Millwall Dock; Traffic queuing in the Westferry Road as a ship enters the Millwall entrance lock in September, 1926.
A few weeks ago I published a post about the photographs of Albert Gravely Linney who in the 1920s and 1930s took thousands of photographs of the Thames and the riverside.
Albert Gravely Linney was a writer and journalist who in 1925 became the first editor of the new Port of London Authority Monthly Magazine which gave him full access to most of the docks and wharves along the river.
Wherever he went, Linney took his camera. He also published a number of books featuring stories and the history of the Thames, his most popular books being Peepshow of the Port of London and The Lure and Lore of London’s River .
In the following photographs we follow A.G. Linney on to the Isle of Dogs where he records views that would be drastically changed within the next ten years.
Street view in Ferry Road off West Ferry Road. Above the terraced houses the masts and yards of the barque Killoran can be seen under repair in Britannia Dry Dock.
A.G. Linney ,1928 (Museum of London )
The name Britannia Dock dates from 1863, The dock later formed part of the Millwall Iron Works . Too small to be financially viable in the 20th century it closed in 1935. The filled-in site became a timber-yard, known as Britannia Wharf.
Britannia Wharf near to Napier’s Yard on Westferry Road
Draw Docks: The Newcastle Public Draw Dock, Cubitt Town on the Isle of Dogs on 24th March, 1935.

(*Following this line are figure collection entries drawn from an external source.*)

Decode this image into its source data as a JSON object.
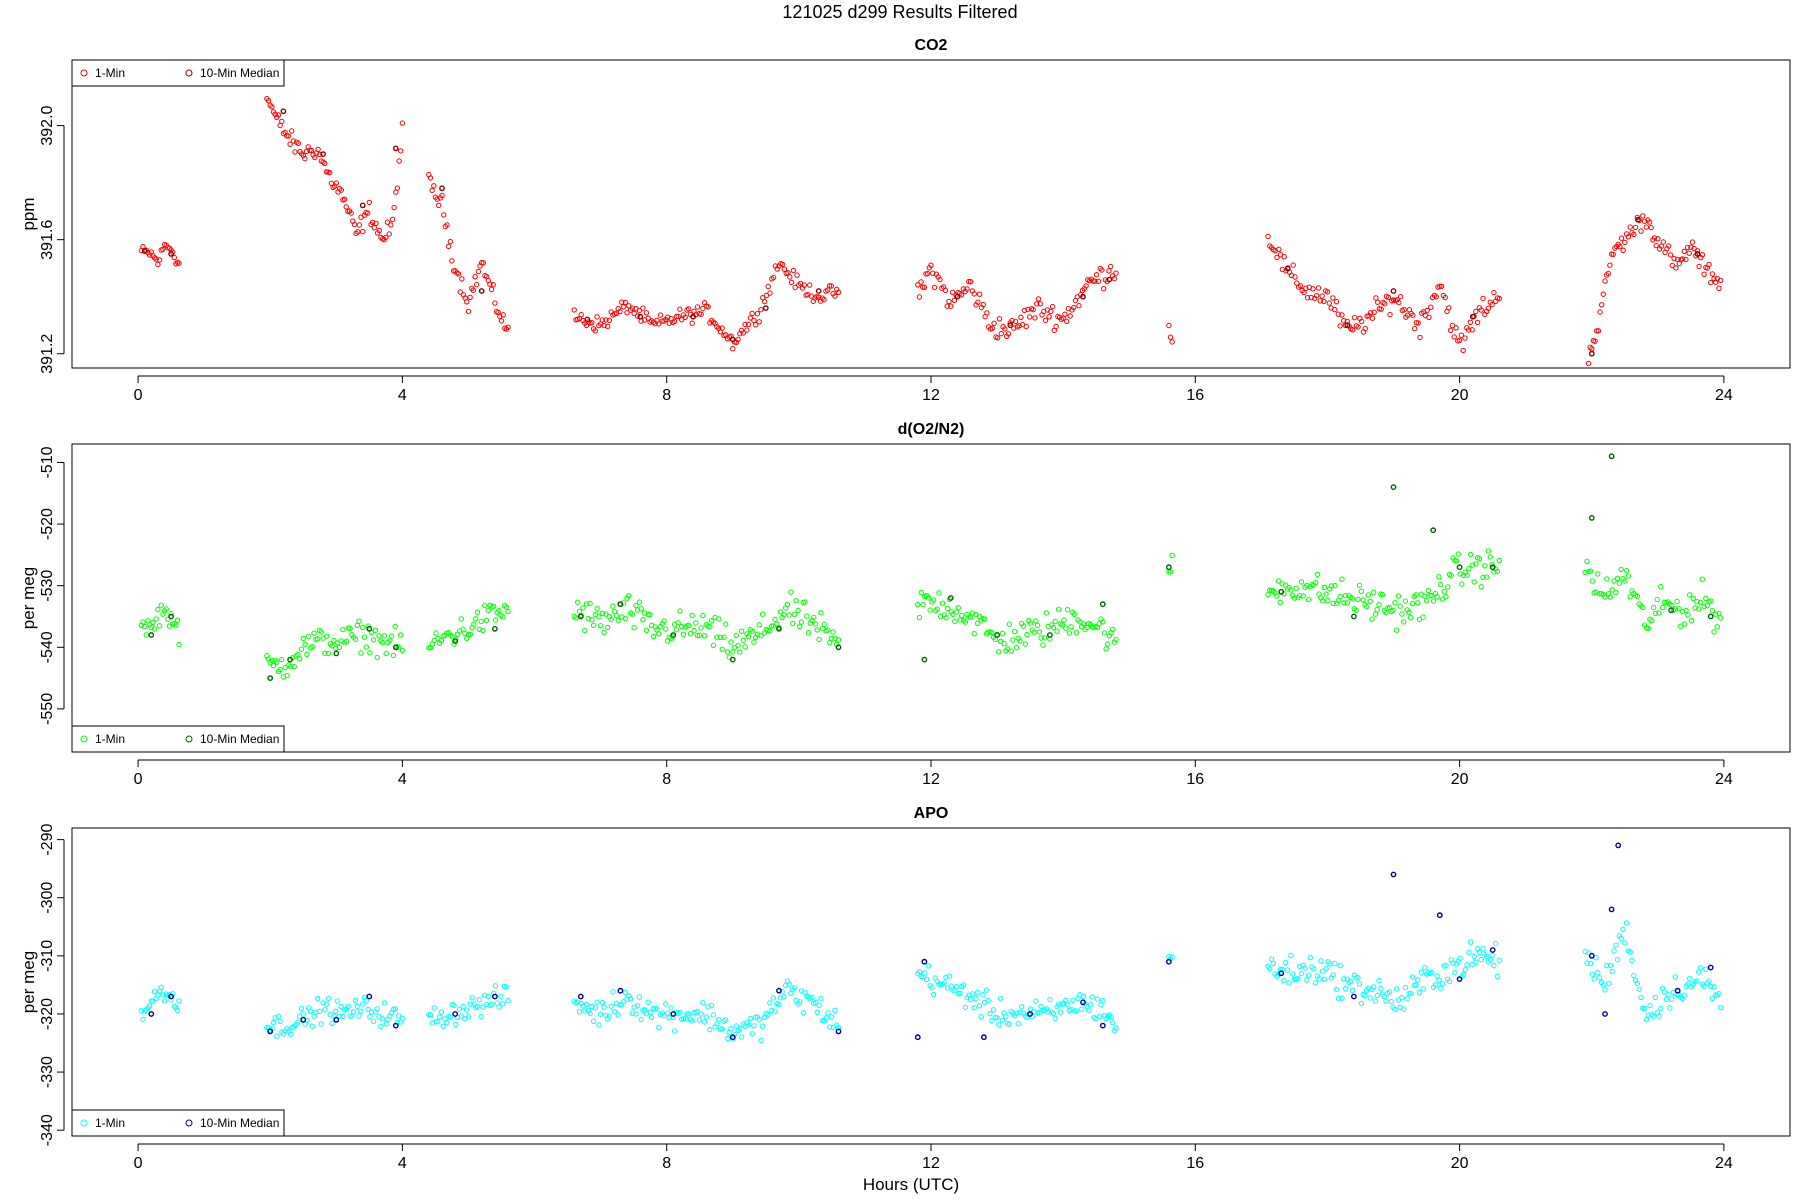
{
  "figure": {
    "main_title": "121025   d299   Results Filtered",
    "xlabel": "Hours (UTC)",
    "point_radius": 2.2
  },
  "chart_data": [
    {
      "type": "scatter",
      "title": "CO2",
      "ylabel": "ppm",
      "xlim": [
        -1.0,
        25.0
      ],
      "ylim": [
        391.15,
        392.23
      ],
      "xticks": [
        0,
        4,
        8,
        12,
        16,
        20,
        24
      ],
      "yticks": [
        391.2,
        391.6,
        392.0
      ],
      "ytick_labels": [
        "391.2",
        "391.6",
        "392.0"
      ],
      "legend": {
        "placement": "top-left",
        "entries": [
          "1-Min",
          "10-Min Median"
        ]
      },
      "colors": {
        "one_min": "#ff0000",
        "median": "#8b0000"
      },
      "segments": [
        {
          "x": [
            0.05,
            0.2,
            0.3,
            0.4,
            0.5,
            0.62
          ],
          "y": [
            391.56,
            391.55,
            391.52,
            391.58,
            391.57,
            391.51
          ],
          "noise": 0.03
        },
        {
          "x": [
            1.95,
            2.1,
            2.3,
            2.5,
            2.7,
            2.9,
            3.1,
            3.3,
            3.5,
            3.7,
            3.85,
            4.0
          ],
          "y": [
            392.1,
            392.02,
            391.95,
            391.9,
            391.92,
            391.82,
            391.75,
            391.62,
            391.7,
            391.6,
            391.65,
            391.98
          ],
          "noise": 0.05
        },
        {
          "x": [
            4.4,
            4.6,
            4.8,
            5.0,
            5.2,
            5.4,
            5.6
          ],
          "y": [
            391.8,
            391.72,
            391.5,
            391.38,
            391.52,
            391.38,
            391.28
          ],
          "noise": 0.05
        },
        {
          "x": [
            6.6,
            7.0,
            7.4,
            7.8,
            8.2,
            8.6,
            9.0,
            9.4,
            9.7,
            10.0,
            10.3,
            10.6
          ],
          "y": [
            391.33,
            391.3,
            391.37,
            391.3,
            391.33,
            391.35,
            391.24,
            391.35,
            391.52,
            391.44,
            391.4,
            391.42
          ],
          "noise": 0.04
        },
        {
          "x": [
            11.8,
            12.0,
            12.3,
            12.6,
            12.9,
            13.2,
            13.6,
            14.0,
            14.4,
            14.8
          ],
          "y": [
            391.4,
            391.5,
            391.38,
            391.44,
            391.3,
            391.28,
            391.36,
            391.32,
            391.45,
            391.5
          ],
          "noise": 0.06
        },
        {
          "x": [
            15.6,
            15.65
          ],
          "y": [
            391.3,
            391.23
          ],
          "noise": 0.03
        },
        {
          "x": [
            17.1,
            17.4,
            17.7,
            18.0,
            18.3,
            18.6,
            19.0,
            19.4,
            19.7,
            20.0,
            20.3,
            20.6
          ],
          "y": [
            391.62,
            391.48,
            391.42,
            391.4,
            391.28,
            391.32,
            391.4,
            391.3,
            391.45,
            391.22,
            391.35,
            391.4
          ],
          "noise": 0.06
        },
        {
          "x": [
            21.95,
            22.1,
            22.3,
            22.5,
            22.8,
            23.0,
            23.3,
            23.5,
            23.7,
            23.95
          ],
          "y": [
            391.2,
            391.3,
            391.55,
            391.6,
            391.68,
            391.6,
            391.5,
            391.58,
            391.5,
            391.45
          ],
          "noise": 0.05
        }
      ],
      "median_points": [
        {
          "x": 0.1,
          "y": 391.56
        },
        {
          "x": 0.5,
          "y": 391.55
        },
        {
          "x": 2.2,
          "y": 392.05
        },
        {
          "x": 2.8,
          "y": 391.9
        },
        {
          "x": 3.4,
          "y": 391.72
        },
        {
          "x": 3.9,
          "y": 391.92
        },
        {
          "x": 4.6,
          "y": 391.78
        },
        {
          "x": 5.2,
          "y": 391.42
        },
        {
          "x": 6.8,
          "y": 391.32
        },
        {
          "x": 7.6,
          "y": 391.33
        },
        {
          "x": 8.4,
          "y": 391.33
        },
        {
          "x": 9.0,
          "y": 391.25
        },
        {
          "x": 9.5,
          "y": 391.36
        },
        {
          "x": 10.3,
          "y": 391.42
        },
        {
          "x": 12.4,
          "y": 391.4
        },
        {
          "x": 13.2,
          "y": 391.3
        },
        {
          "x": 14.3,
          "y": 391.4
        },
        {
          "x": 14.7,
          "y": 391.46
        },
        {
          "x": 17.4,
          "y": 391.5
        },
        {
          "x": 18.3,
          "y": 391.3
        },
        {
          "x": 19.0,
          "y": 391.42
        },
        {
          "x": 20.2,
          "y": 391.33
        },
        {
          "x": 22.0,
          "y": 391.2
        },
        {
          "x": 22.7,
          "y": 391.67
        },
        {
          "x": 23.6,
          "y": 391.55
        }
      ]
    },
    {
      "type": "scatter",
      "title": "d(O2/N2)",
      "ylabel": "per meg",
      "xlim": [
        -1.0,
        25.0
      ],
      "ylim": [
        -557.0,
        -507.0
      ],
      "xticks": [
        0,
        4,
        8,
        12,
        16,
        20,
        24
      ],
      "yticks": [
        -550,
        -540,
        -530,
        -520,
        -510
      ],
      "ytick_labels": [
        "-550",
        "-540",
        "-530",
        "-520",
        "-510"
      ],
      "legend": {
        "placement": "bottom-left",
        "entries": [
          "1-Min",
          "10-Min Median"
        ]
      },
      "colors": {
        "one_min": "#00ff00",
        "median": "#006400"
      },
      "segments": [
        {
          "x": [
            0.05,
            0.2,
            0.35,
            0.5,
            0.62
          ],
          "y": [
            -536,
            -537,
            -534,
            -535,
            -538
          ],
          "noise": 2.5
        },
        {
          "x": [
            1.95,
            2.2,
            2.5,
            2.8,
            3.1,
            3.4,
            3.7,
            4.0
          ],
          "y": [
            -543,
            -543,
            -540,
            -539,
            -539,
            -538,
            -539,
            -540
          ],
          "noise": 3.5
        },
        {
          "x": [
            4.4,
            4.7,
            5.0,
            5.3,
            5.6
          ],
          "y": [
            -540,
            -538,
            -537,
            -535,
            -534
          ],
          "noise": 3.5
        },
        {
          "x": [
            6.6,
            7.0,
            7.4,
            7.8,
            8.2,
            8.6,
            9.0,
            9.4,
            9.8,
            10.2,
            10.6
          ],
          "y": [
            -534,
            -536,
            -534,
            -537,
            -537,
            -537,
            -540,
            -538,
            -534,
            -536,
            -540
          ],
          "noise": 4.0
        },
        {
          "x": [
            11.8,
            12.2,
            12.6,
            13.0,
            13.4,
            13.8,
            14.2,
            14.6,
            14.8
          ],
          "y": [
            -533,
            -533,
            -535,
            -539,
            -538,
            -537,
            -535,
            -537,
            -540
          ],
          "noise": 4.0
        },
        {
          "x": [
            15.6,
            15.65
          ],
          "y": [
            -528,
            -526
          ],
          "noise": 1.5
        },
        {
          "x": [
            17.1,
            17.5,
            17.9,
            18.3,
            18.7,
            19.1,
            19.5,
            19.9,
            20.3,
            20.6
          ],
          "y": [
            -531,
            -530,
            -531,
            -532,
            -533,
            -534,
            -533,
            -528,
            -527,
            -527
          ],
          "noise": 4.0
        },
        {
          "x": [
            21.9,
            22.2,
            22.5,
            22.8,
            23.1,
            23.4,
            23.7,
            23.95
          ],
          "y": [
            -527,
            -532,
            -528,
            -536,
            -533,
            -534,
            -532,
            -536
          ],
          "noise": 4.0
        }
      ],
      "median_points": [
        {
          "x": 0.2,
          "y": -538
        },
        {
          "x": 0.5,
          "y": -535
        },
        {
          "x": 2.0,
          "y": -545
        },
        {
          "x": 2.3,
          "y": -542
        },
        {
          "x": 3.0,
          "y": -541
        },
        {
          "x": 3.5,
          "y": -537
        },
        {
          "x": 3.9,
          "y": -540
        },
        {
          "x": 4.8,
          "y": -539
        },
        {
          "x": 5.4,
          "y": -537
        },
        {
          "x": 6.7,
          "y": -535
        },
        {
          "x": 7.3,
          "y": -533
        },
        {
          "x": 8.1,
          "y": -538
        },
        {
          "x": 9.0,
          "y": -542
        },
        {
          "x": 9.7,
          "y": -537
        },
        {
          "x": 10.6,
          "y": -540
        },
        {
          "x": 11.9,
          "y": -542
        },
        {
          "x": 12.3,
          "y": -532
        },
        {
          "x": 13.0,
          "y": -538
        },
        {
          "x": 13.8,
          "y": -538
        },
        {
          "x": 14.6,
          "y": -533
        },
        {
          "x": 15.6,
          "y": -527
        },
        {
          "x": 17.3,
          "y": -531
        },
        {
          "x": 18.4,
          "y": -535
        },
        {
          "x": 19.0,
          "y": -514
        },
        {
          "x": 19.6,
          "y": -521
        },
        {
          "x": 20.0,
          "y": -527
        },
        {
          "x": 20.5,
          "y": -527
        },
        {
          "x": 22.0,
          "y": -519
        },
        {
          "x": 22.3,
          "y": -509
        },
        {
          "x": 23.2,
          "y": -534
        },
        {
          "x": 23.8,
          "y": -535
        }
      ]
    },
    {
      "type": "scatter",
      "title": "APO",
      "ylabel": "per meg",
      "xlim": [
        -1.0,
        25.0
      ],
      "ylim": [
        -341.0,
        -288.0
      ],
      "xticks": [
        0,
        4,
        8,
        12,
        16,
        20,
        24
      ],
      "yticks": [
        -340,
        -330,
        -320,
        -310,
        -300,
        -290
      ],
      "ytick_labels": [
        "-340",
        "-330",
        "-320",
        "-310",
        "-300",
        "-290"
      ],
      "legend": {
        "placement": "bottom-left",
        "entries": [
          "1-Min",
          "10-Min Median"
        ]
      },
      "colors": {
        "one_min": "#00ffff",
        "median": "#00008b"
      },
      "segments": [
        {
          "x": [
            0.05,
            0.2,
            0.35,
            0.5,
            0.62
          ],
          "y": [
            -320,
            -318,
            -316,
            -317,
            -318
          ],
          "noise": 2.5
        },
        {
          "x": [
            1.95,
            2.2,
            2.5,
            2.8,
            3.1,
            3.4,
            3.7,
            4.0
          ],
          "y": [
            -322,
            -322,
            -321,
            -319,
            -320,
            -319,
            -320,
            -321
          ],
          "noise": 3.0
        },
        {
          "x": [
            4.4,
            4.7,
            5.0,
            5.3,
            5.6
          ],
          "y": [
            -321,
            -320,
            -319,
            -318,
            -317
          ],
          "noise": 3.0
        },
        {
          "x": [
            6.6,
            7.0,
            7.4,
            7.8,
            8.2,
            8.6,
            9.0,
            9.4,
            9.8,
            10.2,
            10.6
          ],
          "y": [
            -318,
            -320,
            -317,
            -320,
            -320,
            -320,
            -323,
            -322,
            -316,
            -318,
            -322
          ],
          "noise": 3.5
        },
        {
          "x": [
            11.8,
            12.2,
            12.6,
            13.0,
            13.4,
            13.8,
            14.2,
            14.6,
            14.8
          ],
          "y": [
            -313,
            -315,
            -317,
            -320,
            -320,
            -320,
            -318,
            -319,
            -322
          ],
          "noise": 3.5
        },
        {
          "x": [
            15.6,
            15.65
          ],
          "y": [
            -311,
            -310
          ],
          "noise": 1.5
        },
        {
          "x": [
            17.1,
            17.5,
            17.9,
            18.3,
            18.7,
            19.1,
            19.5,
            19.9,
            20.3,
            20.6
          ],
          "y": [
            -312,
            -313,
            -312,
            -315,
            -316,
            -318,
            -314,
            -312,
            -310,
            -311
          ],
          "noise": 4.0
        },
        {
          "x": [
            21.9,
            22.2,
            22.5,
            22.8,
            23.1,
            23.4,
            23.7,
            23.95
          ],
          "y": [
            -310,
            -315,
            -305,
            -320,
            -317,
            -315,
            -314,
            -318
          ],
          "noise": 4.0
        }
      ],
      "median_points": [
        {
          "x": 0.2,
          "y": -320
        },
        {
          "x": 0.5,
          "y": -317
        },
        {
          "x": 2.0,
          "y": -323
        },
        {
          "x": 2.5,
          "y": -321
        },
        {
          "x": 3.0,
          "y": -321
        },
        {
          "x": 3.5,
          "y": -317
        },
        {
          "x": 3.9,
          "y": -322
        },
        {
          "x": 4.8,
          "y": -320
        },
        {
          "x": 5.4,
          "y": -317
        },
        {
          "x": 6.7,
          "y": -317
        },
        {
          "x": 7.3,
          "y": -316
        },
        {
          "x": 8.1,
          "y": -320
        },
        {
          "x": 9.0,
          "y": -324
        },
        {
          "x": 9.7,
          "y": -316
        },
        {
          "x": 10.6,
          "y": -323
        },
        {
          "x": 11.8,
          "y": -324
        },
        {
          "x": 11.9,
          "y": -311
        },
        {
          "x": 12.8,
          "y": -324
        },
        {
          "x": 13.5,
          "y": -320
        },
        {
          "x": 14.3,
          "y": -318
        },
        {
          "x": 14.6,
          "y": -322
        },
        {
          "x": 15.6,
          "y": -311
        },
        {
          "x": 17.3,
          "y": -313
        },
        {
          "x": 18.4,
          "y": -317
        },
        {
          "x": 19.0,
          "y": -296
        },
        {
          "x": 19.7,
          "y": -303
        },
        {
          "x": 20.0,
          "y": -314
        },
        {
          "x": 20.5,
          "y": -309
        },
        {
          "x": 22.0,
          "y": -310
        },
        {
          "x": 22.2,
          "y": -320
        },
        {
          "x": 22.3,
          "y": -302
        },
        {
          "x": 22.4,
          "y": -291
        },
        {
          "x": 23.3,
          "y": -316
        },
        {
          "x": 23.8,
          "y": -312
        }
      ]
    }
  ]
}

A.G. Linney ,1935 (Museum of London )
Built as part of Cubitt’s initial development of the riverside in the 1840s, the Newcastle Public Draw Dock still exists and has a Grade II listing, as have the four original bollards in the dock entrance on Saunders Ness Road.
Millwall: West Ferry Road, near Regent Dry Dock. 1926. View down West Ferry road near Regent Dry Dock, the masts of a ship visible over the wall at the end of the road.
A.G. Linney ,1926 (Museum of London )
Regent Dry Dock had a considerable history constructed between 1813 and 1817 on a site with a river frontage of some 200ft, in the 1860s the dock was expanded to accept two ships at the same time.
Towards the end of the 19th century it was in decline , although occupied between 1916 and 1930, the dock was filled in 1932 and the site taken over by Lenantons.
Miscellaneous Views: A barge lying on the foreshore at the Napier Yard, Millwall, on 18th July, 1931. In the distance a large dredger is lying off the Royal Naval Victualing Yard at Deptford.
A.G. Linney ,1931 (Museum of London )
See the above map to see where Napier Yard was located.
Miscellaneous Views: An impressive shot of J.T. Morton’s Wharf at Millwall, on 8th May, 1932. A really excellent shot showing the barges lying on the chalk bedded campsheds beside the river wall.
A.G. Linney ,1932 (Museum of London )
Morton’s became famous in the 19th century for its canned and preserved foods. The Millwall factory was opened about 1872 and became one of the largest employers on the Island. Another claim to fame was that Millwall Football Club originated with a team formed by workers at Mortons in 1885.
At the end of the 19th century the Mortons riverfront was redeveloped which included the laying down of a barge-bed to facilitate loading and unloading.
In 1945 the company was taken over by Beechams who gradually run down the site which was virtually derelict until the 1980s when the site was redeveloped for housing and is now the location of the Cascades development.
Fighting a fire on a barge off Island Gardens, Isle of Dogs, on 28th August, 1930. The barge, in the centre of the picture, was loaded with copra. Firemen in brass helmets can be glimpsed through the smoke, standing on the barge.